A message with one link might be fine. A message with three links, spammy keywords, and an IP that has posted 15 times in an hour probably is not.
Layer Four: Machine Learning
For Pro+ users, a fourth layer runs.
A Multinomial Naive Bayes classifier trained on TF-IDF features evaluates the text content and returns a probability between 0 and 1.
The ML component lives in a separate Flask microservice written in Python. The core API is Spring Boot on Java 21. They talk over HTTP.
Keeping them separate was deliberate. It means I can retrain and redeploy the model independently. If the ML service goes down, the API does not. It simply falls back to the heuristic layers.
The expensive part is optional. The fundamentals still stand on their own.
Training the Model Properly
One of the harder problems was data.
Most public spam datasets are email corpora. Contact form spam is different. Shorter. Less structured. Often more blunt.
The training data pulls from several sources:
- SpamAssassin
- Enron-Spam
- Ling-Spam
- Real contact form submissions from my own site
The last source is the most valuable. Domain specific data matters more than academic purity.
The preprocessing pipeline deduplicates by content hash, applies a stratified train test split to preserve class balance, and fits a TF-IDF vectorizer capped at 30,000 features with bigrams enabled. The model uses a smoothing alpha of 0.1. Both the vectorizer and classifier are serialised and loaded at service startup.
Nothing exotic. Just solid fundamentals.
Architecture Decisions I Am Glad I Made
The core API runs on Spring Boot with MySQL for persistence, Flyway for migrations, and Redis for rate limiting. Everything is containerised with Docker Compose.

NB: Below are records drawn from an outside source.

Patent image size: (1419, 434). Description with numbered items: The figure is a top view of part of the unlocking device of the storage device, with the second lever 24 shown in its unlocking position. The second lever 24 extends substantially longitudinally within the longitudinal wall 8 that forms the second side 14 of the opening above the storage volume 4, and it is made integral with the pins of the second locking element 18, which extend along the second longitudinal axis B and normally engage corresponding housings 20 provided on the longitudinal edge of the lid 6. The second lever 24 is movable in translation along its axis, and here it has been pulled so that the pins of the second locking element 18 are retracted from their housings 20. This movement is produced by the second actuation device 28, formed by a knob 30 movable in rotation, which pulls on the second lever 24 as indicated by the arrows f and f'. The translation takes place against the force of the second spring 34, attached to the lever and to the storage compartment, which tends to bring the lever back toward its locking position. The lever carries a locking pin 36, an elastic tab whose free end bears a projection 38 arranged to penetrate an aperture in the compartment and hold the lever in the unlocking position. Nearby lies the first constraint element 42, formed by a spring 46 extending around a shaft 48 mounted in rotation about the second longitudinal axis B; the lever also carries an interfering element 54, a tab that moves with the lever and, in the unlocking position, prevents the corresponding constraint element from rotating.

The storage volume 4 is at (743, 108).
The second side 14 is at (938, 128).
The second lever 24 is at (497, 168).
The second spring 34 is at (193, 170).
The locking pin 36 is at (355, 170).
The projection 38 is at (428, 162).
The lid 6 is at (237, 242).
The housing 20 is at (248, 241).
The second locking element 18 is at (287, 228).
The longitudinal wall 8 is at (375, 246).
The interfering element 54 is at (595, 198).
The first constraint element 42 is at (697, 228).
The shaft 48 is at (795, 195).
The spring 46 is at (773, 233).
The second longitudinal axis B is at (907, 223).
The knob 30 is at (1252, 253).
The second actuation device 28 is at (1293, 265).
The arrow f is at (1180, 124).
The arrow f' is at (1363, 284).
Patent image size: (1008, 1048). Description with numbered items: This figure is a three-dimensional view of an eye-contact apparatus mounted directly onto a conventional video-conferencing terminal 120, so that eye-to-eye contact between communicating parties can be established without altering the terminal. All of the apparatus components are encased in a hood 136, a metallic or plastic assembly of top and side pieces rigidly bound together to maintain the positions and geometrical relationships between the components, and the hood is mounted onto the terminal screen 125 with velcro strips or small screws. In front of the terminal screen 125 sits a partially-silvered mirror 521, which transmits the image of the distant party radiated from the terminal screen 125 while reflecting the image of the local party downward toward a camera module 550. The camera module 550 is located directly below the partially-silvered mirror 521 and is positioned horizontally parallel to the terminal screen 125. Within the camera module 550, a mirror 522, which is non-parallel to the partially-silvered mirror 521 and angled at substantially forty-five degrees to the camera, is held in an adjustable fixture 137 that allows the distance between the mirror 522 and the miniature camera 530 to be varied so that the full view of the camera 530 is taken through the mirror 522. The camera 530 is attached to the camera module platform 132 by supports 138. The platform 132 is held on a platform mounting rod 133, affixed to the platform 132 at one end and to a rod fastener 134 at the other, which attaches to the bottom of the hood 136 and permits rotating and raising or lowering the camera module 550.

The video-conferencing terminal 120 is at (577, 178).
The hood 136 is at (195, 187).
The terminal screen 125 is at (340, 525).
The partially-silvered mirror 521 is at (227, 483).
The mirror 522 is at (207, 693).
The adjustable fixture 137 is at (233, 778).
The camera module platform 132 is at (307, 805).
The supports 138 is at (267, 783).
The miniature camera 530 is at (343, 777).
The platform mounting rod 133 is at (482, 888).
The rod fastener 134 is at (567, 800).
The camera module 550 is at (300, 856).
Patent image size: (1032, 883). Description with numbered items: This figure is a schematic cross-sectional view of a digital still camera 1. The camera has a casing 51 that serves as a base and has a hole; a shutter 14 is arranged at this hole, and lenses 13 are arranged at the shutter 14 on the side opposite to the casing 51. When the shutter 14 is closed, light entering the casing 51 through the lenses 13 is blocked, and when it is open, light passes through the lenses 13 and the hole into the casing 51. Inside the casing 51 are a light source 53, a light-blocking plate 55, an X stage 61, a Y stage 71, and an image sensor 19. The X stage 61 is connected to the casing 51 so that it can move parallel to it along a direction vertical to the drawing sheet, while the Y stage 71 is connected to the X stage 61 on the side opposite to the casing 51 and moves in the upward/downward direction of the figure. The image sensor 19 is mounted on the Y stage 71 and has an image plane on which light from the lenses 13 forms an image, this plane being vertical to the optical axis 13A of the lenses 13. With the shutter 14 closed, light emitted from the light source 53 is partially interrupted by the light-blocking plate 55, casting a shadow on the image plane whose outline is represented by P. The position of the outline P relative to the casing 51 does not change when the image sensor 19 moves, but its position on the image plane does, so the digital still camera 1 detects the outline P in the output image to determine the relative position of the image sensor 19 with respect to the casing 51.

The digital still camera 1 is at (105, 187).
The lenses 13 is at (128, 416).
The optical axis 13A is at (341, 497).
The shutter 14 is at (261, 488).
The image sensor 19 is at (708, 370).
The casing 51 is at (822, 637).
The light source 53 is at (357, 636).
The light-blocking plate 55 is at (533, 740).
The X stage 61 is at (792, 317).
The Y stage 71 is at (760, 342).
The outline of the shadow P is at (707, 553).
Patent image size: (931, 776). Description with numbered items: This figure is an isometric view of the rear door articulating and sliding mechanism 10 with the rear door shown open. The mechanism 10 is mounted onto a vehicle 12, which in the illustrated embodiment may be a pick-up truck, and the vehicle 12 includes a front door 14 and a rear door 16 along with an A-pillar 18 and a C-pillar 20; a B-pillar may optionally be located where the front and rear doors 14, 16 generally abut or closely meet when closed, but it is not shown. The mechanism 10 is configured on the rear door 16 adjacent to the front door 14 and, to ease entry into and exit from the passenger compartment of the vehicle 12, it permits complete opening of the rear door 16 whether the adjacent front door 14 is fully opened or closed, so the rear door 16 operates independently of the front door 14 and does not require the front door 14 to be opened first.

Two authentication paths exist:
- JWT for dashboard users
- API keys for form submissions
Plans are stored in the database rather than hardcoded, which means features like ML scoring, threshold configuration, webhooks, and usage limits can be adjusted without redeploying.
But the decision I am most satisfied with is about data retention.
FormBouncer does not store PII.
It logs the score, verdict, threshold used, reason codes, IP, and user agent. It does not store the message content, the email address, or the sender’s name.
If a decision needs to be audited, the reason codes tell the story:
- excessive_links
- submission_too_fast
- keyword_match:bitcoin_profit
That is enough to understand why something was flagged without becoming a data warehouse for other people’s messages.
What Started as Frustration
This project started because I was annoyed.
I did not want my inbox polluted. I did not want to bolt someone else’s JavaScript onto my site. I did not want to pay per thousand requests just to block obvious garbage.
Now it has evolved into something that feels like a real product.
There is more to build. Webhooks. False positive reporting. Cleaner data ingestion for retraining. Better feedback loops.
But the core idea is already there.
Spam is not one problem. It is layers of weak signals.
Treat it that way and the system becomes both simpler and more robust.